Wansbeck MP Ian Lavery says the partnership between Northumberland College and The All-in-One Company in Ashington is a blueprint for the future of apprenticeship training.
All of the company’s onesies are handmade to bespoke designs created by customers through its website.
It employs 21 people, a mix of experienced machinists, cutters, quality control inspectors and two apprentices and has customers in more than 150 countries.
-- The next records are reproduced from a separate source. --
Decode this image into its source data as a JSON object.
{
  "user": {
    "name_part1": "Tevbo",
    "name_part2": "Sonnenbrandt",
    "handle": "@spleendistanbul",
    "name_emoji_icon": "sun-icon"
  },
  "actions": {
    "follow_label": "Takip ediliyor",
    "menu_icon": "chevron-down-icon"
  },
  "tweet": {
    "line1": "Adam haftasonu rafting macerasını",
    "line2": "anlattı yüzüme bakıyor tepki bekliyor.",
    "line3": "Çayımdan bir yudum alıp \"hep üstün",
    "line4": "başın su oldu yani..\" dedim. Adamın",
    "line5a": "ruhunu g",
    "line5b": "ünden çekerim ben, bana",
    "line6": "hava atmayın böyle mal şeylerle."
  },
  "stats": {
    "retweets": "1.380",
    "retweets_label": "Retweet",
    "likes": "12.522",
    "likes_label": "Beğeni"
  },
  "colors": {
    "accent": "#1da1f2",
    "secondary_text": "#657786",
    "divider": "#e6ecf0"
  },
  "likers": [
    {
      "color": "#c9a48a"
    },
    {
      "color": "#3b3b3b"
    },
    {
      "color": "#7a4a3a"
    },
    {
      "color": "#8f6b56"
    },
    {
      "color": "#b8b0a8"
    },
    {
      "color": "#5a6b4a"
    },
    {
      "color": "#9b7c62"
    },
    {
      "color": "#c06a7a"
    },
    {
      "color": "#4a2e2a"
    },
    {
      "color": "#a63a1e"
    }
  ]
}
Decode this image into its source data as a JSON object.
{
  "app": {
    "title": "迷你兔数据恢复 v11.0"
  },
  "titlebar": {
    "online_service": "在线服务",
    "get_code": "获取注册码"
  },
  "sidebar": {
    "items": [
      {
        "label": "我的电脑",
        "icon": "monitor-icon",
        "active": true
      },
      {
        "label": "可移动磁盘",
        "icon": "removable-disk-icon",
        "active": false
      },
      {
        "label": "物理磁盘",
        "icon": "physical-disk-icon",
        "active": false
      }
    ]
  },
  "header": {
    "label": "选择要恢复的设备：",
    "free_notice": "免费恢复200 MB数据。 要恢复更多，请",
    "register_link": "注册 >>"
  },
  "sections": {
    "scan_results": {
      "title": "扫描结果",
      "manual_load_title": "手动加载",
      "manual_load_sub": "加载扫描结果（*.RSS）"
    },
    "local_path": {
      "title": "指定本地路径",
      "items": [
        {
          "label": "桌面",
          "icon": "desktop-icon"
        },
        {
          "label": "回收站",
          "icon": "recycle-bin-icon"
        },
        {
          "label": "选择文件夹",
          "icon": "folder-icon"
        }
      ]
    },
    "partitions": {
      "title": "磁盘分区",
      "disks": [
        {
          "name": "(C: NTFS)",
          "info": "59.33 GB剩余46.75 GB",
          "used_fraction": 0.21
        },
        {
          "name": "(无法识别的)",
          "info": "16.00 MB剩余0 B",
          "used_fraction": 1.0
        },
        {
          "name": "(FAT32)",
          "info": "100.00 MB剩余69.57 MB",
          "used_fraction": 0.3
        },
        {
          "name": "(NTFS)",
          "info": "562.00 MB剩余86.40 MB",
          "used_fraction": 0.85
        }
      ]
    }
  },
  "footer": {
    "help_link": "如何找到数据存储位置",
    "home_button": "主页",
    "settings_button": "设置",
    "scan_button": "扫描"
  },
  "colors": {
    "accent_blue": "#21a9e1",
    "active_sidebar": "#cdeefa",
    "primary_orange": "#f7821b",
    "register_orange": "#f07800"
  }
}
Last year, the company turned over more than £1m.
Kate Dawson, director of The All-in-One Company, said: “We wanted to take on apprentices because there is a very real danger that traditional skills like cutting, sewing and embroidery will die out.”
Northumberland College’s business development team worked with Kate to create bespoke Level 2 and 3 Apprenticeships in textiles.
She said: “Putting together courses especially for us was just amazing, it means the training is bespoke just like our company.”
Northumberland College offers more than 40 apprenticeship frameworks and works with over 700 companies across the region.
Stuart Cutforth, principal and chief executive of Northumberland College, says the college’s relationship with employers like The All-in-One Company has had to change to tackle the North East’s acute skills shortage:
He said: “It’s about designing programme delivery at times that suit employers, in a place where they want it and working to a curriculum that fits with their company needs.”
In August Mr Lavery highlighted the achievements of both the college and The All-in-One Company during a House of Commons debate on the health of the North East’s economy.
He revisited the company to meet its apprentices and discover more about the partnership with Northumberland College. “It’s giving young people opportunities they might not have had,” he said.
Mr Lavery said the void created by the decline of heavy industry in his constituency had taken a while to fill but there was a growing momentum.
“For the first time in many years people are getting together and realising what the problems are,” he said. “Skills gaps are being identified and tackled.
“The duty of the college is to get together with employers, decide which skills are needed and provide apprentices with the skills they need to become a successful area again.”